Evaluation of the cytotoxicity effect of dimethyl sulfoxide (DMSO) on Caco2/TC7 colon tumor cell cultures.

Dimethyl sulfoxide (DMSO) is usually used to solubilize poorly soluble drugs in permeation assays such as that using Caco2 enterocyte-like cells. The objective of this study was to evaluate the toxicity of DMSO on Caco2/TC7 cells and determinate the maximal concentration usable in permeation experiments. Caco2/TC7 cells were cultured for 21 d on 96-well plates for evaluation of toxicity. The determination of lactate dehydrogenase (LDH) release in cell supernatant and the measurement of Neutral Red (NR) uptake are used for cytotoxicity assays. DMSO solutions (0-100%) in Hank's balanced salt solution containing HEPES (25 mM), pH 7.4, were incubated with Caco-2/TC7 cells on 96 well plates. Caco2/TC7 cells were cultured on Transwell-Clear inserts to evaluate the influence of DMSO on the apparent permeability of the paracellular marker mannitol. DMSO 10% did not induce any significant increase in LDH release whereas a significant increase in LDH activity (ANOVA, p<0.05) occurred at a DMSO concentration of 20 to 50%. NR incorporation in viable cells was statistically reduced by 27 to 36% at DMSO concentration of 20% up to 100% (ANOVA, p>0.05). No statistical difference (p<0.05) in apparent mannitol permeability was observed between the control and 10% DMSO groups. In conclusion, at concentrations of up to 10%, DMSO did not produce any significant alteration in apical membrane permeability or on cell-to-cell tight junctional complexes.

Short term Caco-2/TC7 cell culture: comparison between conventional 21-d and a commercially available 3-d system.

The Caco-2 cell model is a valuable tool for studying intestinal biotransformation of xenobiotics and to evaluate the potential of human intestinal absorption of new compounds. These properties were evaluated with Caco-2/TC7 cells in accelerated conditions to reduce maturation lag time from 21-d to 3-d in order to increase time and labor efficiency. Transmission electron and fluorescent microscopy were used for morphological characterization. Alkaline phosphatase and lactate dehydrogenase activities were assessed within time. Cytochrome P450 expression was studied by RT-PCR. Apparent permeabilities of a set of passively absorbed molecules across Caco-2/TC7 cell monolayers were determined to evaluate potential of both systems for prediction of human intestinal absorption.

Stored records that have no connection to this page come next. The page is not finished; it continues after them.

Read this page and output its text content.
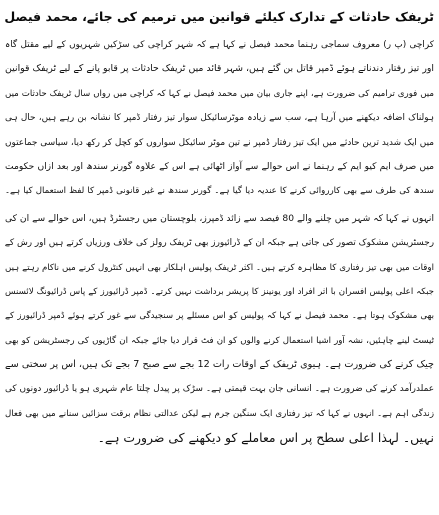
ٹریفک حادثات کے تدارک کیلئے قوانین میں ترمیم کی جائے، محمد فیصل
کراچی (پ ر) معروف سماجی رہنما محمد فیصل نے کہا ہے کہ شہر کراچی کی سڑکیں شہریوں کے لیے مقتل گاہ
اور تیز رفتار دندناتے ہوئے ڈمپر قاتل بن گئے ہیں، شہر قائد میں ٹریفک حادثات پر قابو پانے کے لیے ٹریفک قوانین
میں فوری ترامیم کی ضرورت ہے، اپنے جاری بیان میں محمد فیصل نے کہا کہ کراچی میں رواں سال ٹریفک حادثات میں
ہولناک اضافہ دیکھنے میں آرہا ہے، سب سے زیادہ موٹرسائیکل سوار تیز رفتار ڈمپر کا نشانہ بن رہے ہیں، حال ہی
میں ایک شدید ترین حادثے میں ایک تیز رفتار ڈمپر نے تین موٹر سائیکل سواروں کو کچل کر رکھ دیا، سیاسی جماعتوں
میں صرف ایم کیو ایم کے رہنما نے اس حوالے سے آواز اٹھائی ہے اس کے علاوہ گورنر سندھ اور بعد ازاں حکومت
سندھ کی طرف سے بھی کارروائی کرنے کا عندیہ دیا گیا ہے۔ گورنر سندھ نے غیر قانونی ڈمپر کا لفظ استعمال کیا ہے۔
انہوں نے کہا کہ شہر میں چلنے والے 80 فیصد سے زائد ڈمپرز، بلوچستان میں رجسٹرڈ ہیں، اس حوالے سے ان کی
رجسٹریشن مشکوک تصور کی جاتی ہے جبکہ ان کے ڈرائیورز بھی ٹریفک رولز کی خلاف ورزیاں کرتے ہیں اور رش کے
اوقات میں بھی تیز رفتاری کا مظاہرہ کرتے ہیں۔ اکثر ٹریفک پولیس اہلکار بھی انہیں کنٹرول کرنے میں ناکام رہتے ہیں
جبکہ اعلی پولیس افسران با اثر افراد اور یونینز کا پریشر برداشت نہیں کرتے۔ ڈمپر ڈرائیورز کے پاس ڈرائیونگ لائسنس
بھی مشکوک ہوتا ہے۔ محمد فیصل نے کہا کہ پولیس کو اس مسئلے پر سنجیدگی سے غور کرتے ہوئے ڈمپر ڈرائیورز کے
ٹیسٹ لینے چاہئیں، نشہ آور اشیا استعمال کرنے والوں کو ان فٹ قرار دیا جائے جبکہ ان گاڑیوں کی رجسٹریشن کو بھی
چیک کرنے کی ضرورت ہے۔ ہیوی ٹریفک کے اوقات رات 12 بجے سے صبح 7 بجے تک ہیں، اس پر سختی سے
عملدرآمد کرنے کی ضرورت ہے۔ انسانی جان بہت قیمتی ہے۔ سڑک پر پیدل چلتا عام شہری ہو یا ڈرائیور دونوں کی
زندگی اہم ہے۔ انہوں نے کہا کہ تیز رفتاری ایک سنگین جرم ہے لیکن عدالتی نظام برقت سزائیں سنانے میں بھی فعال
نہیں۔ لہذا اعلی سطح پر اس معاملے کو دیکھنے کی ضرورت ہے۔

Microscopic images revealed that cells under both conditions differentiated as enterocyte-like cells but did so heterogeneously in the 3-d model. TEER values have shown that the 3-d model is a leakier cell system with higher mannitol Papp (cm/s). Biochemical characterization (hydrolase activities, CYP450 expression) suggested that the 3-d model was at a lower maturation level than the 21-d model. Carrier-mediated uptake of L-Phe was lower in the 3-d model suggesting that this model has limited application for mechanistic studies. Reasonable correlation was obtained between the two models (r2=0.88, p>0.01) for 11 passively absorbed compounds with high potential of rank ordering of compounds. Although results suggested that the 3-d cells are under-differentiated, they could be usable to estimate the oral absorption of passively absorbed compounds.